La decisión, que afecta a Argentina, Chile, Costa Rica, Perú, Panamá, República Dominicana y Uruguay, refleja la creciente tensión política y la polarización en la región.
El Ministerio de Relaciones Exteriores de Venezuela emitió un comunicado acusando a estos países de seguir «injerencistas acciones y declaraciones» influenciadas por Washington y de adherirse a «postulados ideológicos del fascismo internacional».
El gobierno de Maduro, que ha sido objeto de múltiples críticas y sanciones internacionales, sostiene que estos gobiernos han intentado desconocer los resultados electorales que otorgaron a Maduro una victoria para un nuevo período constitucional de 2025 a 2031.

«Los resultados electorales del 28 de julio de 2024 dieron la victoria al presidente Nicolás Maduro Moros para un nuevo Periodo Constitucional 2025-2031», declaró el gobierno venezolano. En consecuencia, Caracas ha exigido la retirada «inmediata» de los representantes diplomáticos de los siete países que pusieron en duda del proceso electoral venezolano.
En su declaración, Venezuela se reservó «todas las acciones legales y políticas para hacer respetar, preservar y defender nuestro derecho inalienable a la autodeterminación».
La medida se presenta como una defensa de la soberanía nacional y una respuesta firme a lo que Caracas considera una interferencia extranjera injustificada en sus asuntos internos.
La reacción de los gobiernos expulsados no se hizo esperar. Los líderes de estos países han condenado la decisión, calificándola de un ataque a la diplomacia y un intento de silenciar las críticas legítimas sobre la transparencia y la legitimidad del proceso electoral venezolano.

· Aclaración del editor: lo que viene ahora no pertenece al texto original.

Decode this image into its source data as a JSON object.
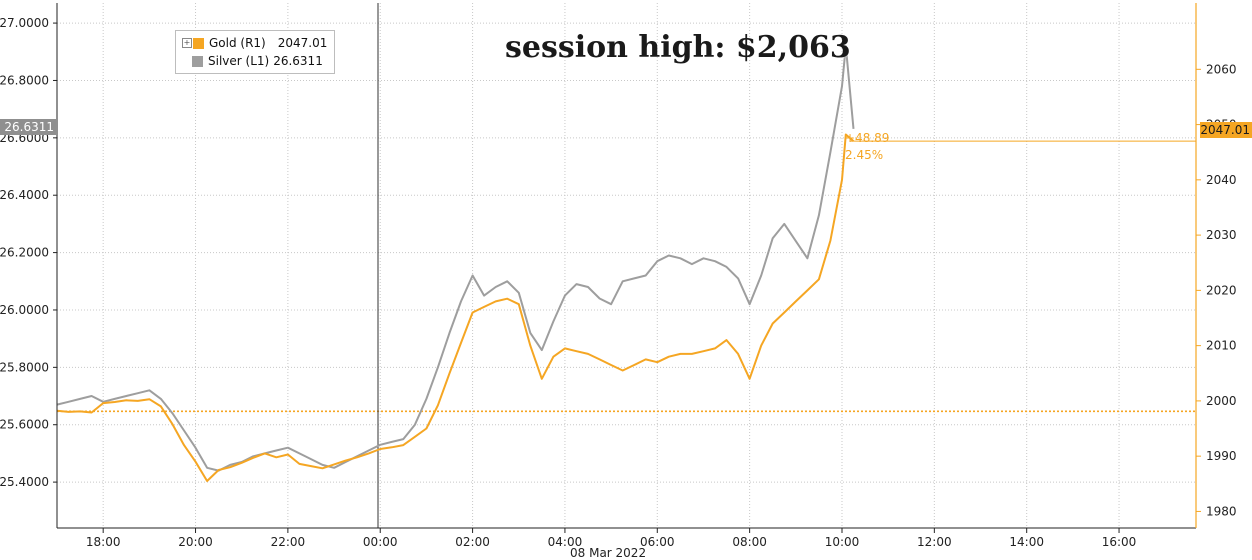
{
  "annotation": "session high: $2,063",
  "legend": {
    "gold_label": "Gold (R1)",
    "gold_value": "2047.01",
    "silver_label": "Silver (L1)",
    "silver_value": "26.6311"
  },
  "last_value_tags": {
    "silver": "26.6311",
    "gold": "2047.01"
  },
  "change": {
    "abs": "+48.89",
    "pct": "2.45%"
  },
  "date_label": "08 Mar 2022",
  "colors": {
    "gold": "#f5a623",
    "silver": "#9e9e9e",
    "grid": "#c8c8c8",
    "axis": "#222222"
  },
  "chart_data": {
    "type": "line",
    "title": "",
    "x": [
      "17:00",
      "17:15",
      "17:30",
      "17:45",
      "18:00",
      "18:15",
      "18:30",
      "18:45",
      "19:00",
      "19:15",
      "19:30",
      "19:45",
      "20:00",
      "20:15",
      "20:30",
      "20:45",
      "21:00",
      "21:15",
      "21:30",
      "21:45",
      "22:00",
      "22:15",
      "22:30",
      "22:45",
      "23:00",
      "23:15",
      "23:30",
      "23:45",
      "00:00",
      "00:15",
      "00:30",
      "00:45",
      "01:00",
      "01:15",
      "01:30",
      "01:45",
      "02:00",
      "02:15",
      "02:30",
      "02:45",
      "03:00",
      "03:15",
      "03:30",
      "03:45",
      "04:00",
      "04:15",
      "04:30",
      "04:45",
      "05:00",
      "05:15",
      "05:30",
      "05:45",
      "06:00",
      "06:15",
      "06:30",
      "06:45",
      "07:00",
      "07:15",
      "07:30",
      "07:45",
      "08:00",
      "08:15",
      "08:30",
      "08:45",
      "09:00",
      "09:15",
      "09:30",
      "09:45",
      "10:00",
      "10:05",
      "10:15"
    ],
    "x_ticks": [
      "18:00",
      "20:00",
      "22:00",
      "00:00",
      "02:00",
      "04:00",
      "06:00",
      "08:00",
      "10:00",
      "12:00",
      "14:00",
      "16:00"
    ],
    "x_range": [
      "17:00",
      "17:40 (next day)"
    ],
    "series": [
      {
        "name": "Gold (R1)",
        "axis": "right",
        "values": [
          1998.2,
          1998.0,
          1998.1,
          1997.9,
          1999.6,
          1999.8,
          2000.1,
          2000.0,
          2000.3,
          1999.0,
          1995.8,
          1992.0,
          1989.0,
          1985.5,
          1987.5,
          1988.0,
          1988.8,
          1989.7,
          1990.5,
          1989.8,
          1990.3,
          1988.6,
          1988.2,
          1987.8,
          1988.5,
          1989.2,
          1989.8,
          1990.5,
          1991.3,
          1991.6,
          1992.0,
          1993.5,
          1995.0,
          1999.2,
          2005.0,
          2010.5,
          2016.0,
          2017.0,
          2018.0,
          2018.5,
          2017.5,
          2010.0,
          2004.0,
          2008.0,
          2009.5,
          2009.0,
          2008.5,
          2007.5,
          2006.5,
          2005.5,
          2006.5,
          2007.5,
          2007.0,
          2008.0,
          2008.5,
          2008.5,
          2009.0,
          2009.5,
          2011.0,
          2008.5,
          2004.0,
          2010.0,
          2014.0,
          2016.0,
          2018.0,
          2020.0,
          2022.0,
          2029.0,
          2040.0,
          2048.2,
          2047.01
        ],
        "last": 2047.01,
        "session_high": 2063
      },
      {
        "name": "Silver (L1)",
        "axis": "left",
        "values": [
          25.67,
          25.68,
          25.69,
          25.7,
          25.68,
          25.69,
          25.7,
          25.71,
          25.72,
          25.69,
          25.64,
          25.58,
          25.52,
          25.45,
          25.44,
          25.46,
          25.47,
          25.49,
          25.5,
          25.51,
          25.52,
          25.5,
          25.48,
          25.46,
          25.45,
          25.47,
          25.49,
          25.51,
          25.53,
          25.54,
          25.55,
          25.6,
          25.69,
          25.8,
          25.92,
          26.03,
          26.12,
          26.05,
          26.08,
          26.1,
          26.06,
          25.92,
          25.86,
          25.96,
          26.05,
          26.09,
          26.08,
          26.04,
          26.02,
          26.1,
          26.11,
          26.12,
          26.17,
          26.19,
          26.18,
          26.16,
          26.18,
          26.17,
          26.15,
          26.11,
          26.02,
          26.12,
          26.25,
          26.3,
          26.24,
          26.18,
          26.33,
          26.55,
          26.78,
          26.92,
          26.6311
        ],
        "last": 26.6311
      }
    ],
    "left_axis": {
      "label": "",
      "ticks": [
        25.4,
        25.6,
        25.8,
        26.0,
        26.2,
        26.4,
        26.6,
        26.8,
        27.0
      ],
      "tick_labels": [
        "25.4000",
        "25.6000",
        "25.8000",
        "26.0000",
        "26.2000",
        "26.4000",
        "26.6000",
        "26.8000",
        "27.0000"
      ],
      "range": [
        25.24,
        27.07
      ]
    },
    "right_axis": {
      "label": "",
      "ticks": [
        1980,
        1990,
        2000,
        2010,
        2020,
        2030,
        2040,
        2050,
        2060
      ],
      "range": [
        1977,
        2072
      ]
    },
    "reference_lines": [
      {
        "series": "Gold (R1)",
        "axis": "right",
        "value": 1998.12,
        "style": "dotted"
      },
      {
        "series": "Gold (R1)",
        "axis": "right",
        "value": 2047.01,
        "style": "solid"
      }
    ],
    "grid": true,
    "legend_position": "top-left"
  }
}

La comunidad internacional, incluidos actores clave como Estados Unidos y la Unión Europea, ha mostrado su preocupación por el deterioro de la situación en Venezuela y ha llamado al diálogo y la resolución pacífica de los conflictos.
El gobierno de Maduro ha defendido su postura afirmando que las expulsiones son necesarias para mantener el «clima de paz y la convivencia» en Venezuela. «Enfrentaremos todas las acciones que atenten contra el clima de paz y la convivencia que tantos esfuerzos han demandado del pueblo venezolano», aseveró el comunicado.
Este episodio marca un nuevo capítulo en la crisis política venezolana y pone de manifiesto las profundas divisiones en la región respecto al apoyo o rechazo al régimen de Maduro. Mientras tanto, la situación interna en Venezuela sigue siendo crítica, con una población enfrentando una grave crisis política.